Amish Hair-Cutting Suspects Head To Court

http://www.thirdage.com/files/originals/breakaway-amish-group-members.jpg
This combo made from photos provided by the Jefferson County Sheriffs Department shows, from left, Levi Miller, Johnny Mullet, and Lester Mullet, of Bergholz, Ohio. These three men and another, Lester Miller, all believed to be members of a breakaway Amish group, were arrested Saturday, Oct. 8, 2011 for allegedly going into the home an elderly Amish man and cutting his hair and beard. (AP Photo/Jefferson County Sheriffs Department)
Amish hair-cutting suspects waived a preliminary hearing Wednesday before a judge in Millersburg, Ohio, according to the Pittsburgh Post-Gazette.

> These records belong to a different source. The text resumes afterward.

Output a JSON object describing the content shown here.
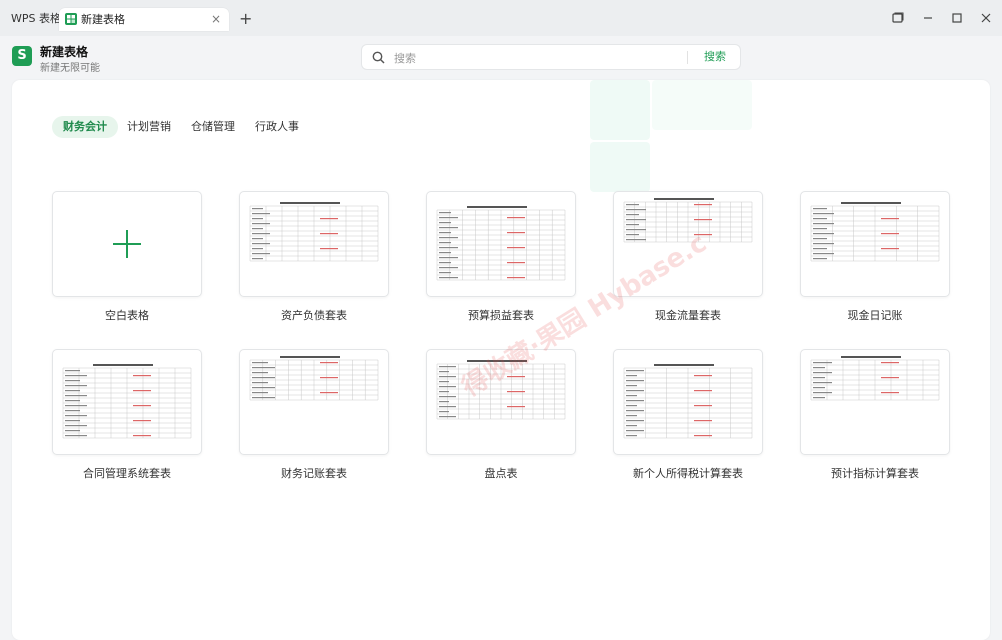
{
  "titlebar": {
    "app_tab": "WPS 表格",
    "doc_tab": "新建表格",
    "close_glyph": "×",
    "new_tab_glyph": "+"
  },
  "header": {
    "logo_letter": "S",
    "title": "新建表格",
    "subtitle": "新建无限可能"
  },
  "search": {
    "placeholder": "搜索",
    "button": "搜索"
  },
  "categories": [
    {
      "label": "财务会计",
      "active": true
    },
    {
      "label": "计划营销",
      "active": false
    },
    {
      "label": "仓储管理",
      "active": false
    },
    {
      "label": "行政人事",
      "active": false
    }
  ],
  "templates": [
    {
      "label": "空白表格",
      "kind": "blank"
    },
    {
      "label": "资产负债套表",
      "kind": "sheet"
    },
    {
      "label": "预算损益套表",
      "kind": "sheet"
    },
    {
      "label": "现金流量套表",
      "kind": "sheet"
    },
    {
      "label": "现金日记账",
      "kind": "sheet"
    },
    {
      "label": "合同管理系统套表",
      "kind": "sheet"
    },
    {
      "label": "财务记账套表",
      "kind": "sheet"
    },
    {
      "label": "盘点表",
      "kind": "sheet"
    },
    {
      "label": "新个人所得税计算套表",
      "kind": "sheet"
    },
    {
      "label": "预计指标计算套表",
      "kind": "sheet"
    }
  ],
  "watermark": "得收藏·果园 Hybase.c",
  "colors": {
    "accent": "#1f9d55",
    "active_tab_bg": "#e7f5ec"
  }
}
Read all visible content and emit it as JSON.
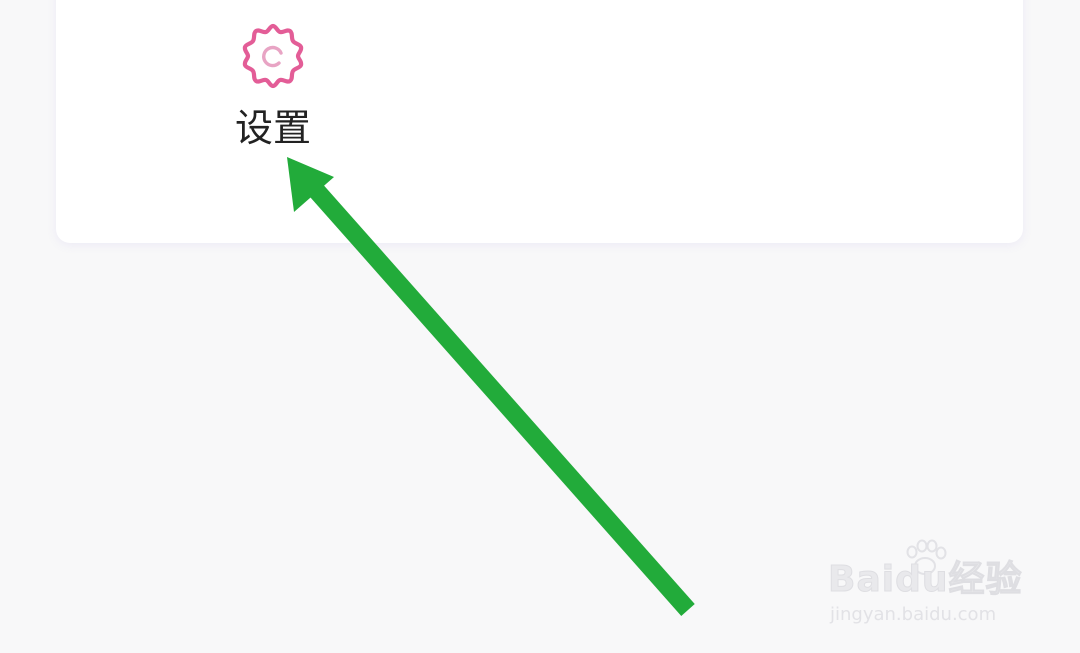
{
  "settings": {
    "label": "设置",
    "icon": "gear-icon",
    "icon_color": "#e35d97"
  },
  "annotation": {
    "type": "arrow",
    "color": "#22ab3a",
    "points_to": "settings-item"
  },
  "watermark": {
    "brand": "Baidu经验",
    "url": "jingyan.baidu.com",
    "icon": "paw-icon"
  },
  "colors": {
    "page_background": "#f8f8f9",
    "card_background": "#ffffff",
    "text": "#222222"
  }
}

The suspects, Johnny, Daniel and Lester Mullet, along with Eli and Levi Miller, will head to court to face felony charges of kidnapping and aggravated burglary. A grand jury is expected to hear the case in the coming weeks.

The suspects appeared in court wearing all blue denim but did not say anything.

Their lawyer, Andy Hyde, told the Post-Gazette that he would not comment on the case as he has yet to see the state’s evidence against his clients. Under Ohio law, detailed descriptions of alleged crimes are not presented in affidavits until the grand jury returns charges.

The Associated Press reported that all the men were freed on bond last week and Holmes County Municipal Judge extended their bonds.

CNN reported that the men are accused of a string of hair-cutting attacks on Amish men and women. Due to their beliefs, men grow beards after marriage and women never cut their hair.

The Amish, known for their simple way of life and eschewing modern technology, has not seen such publicity like this. An attack like the men are accused of is considered shameful in Amish society.

"I don't know of any other cases like this," said Donald Kraybill, an Amish scholar at Elizabethtown College. "Amish-on-Amish violence is very rare."

Kraybill added that since the suspects are a member of a splinter group headed by Bishop Sam Mullet, the incidents should not be considered Amish-on-Amish crime.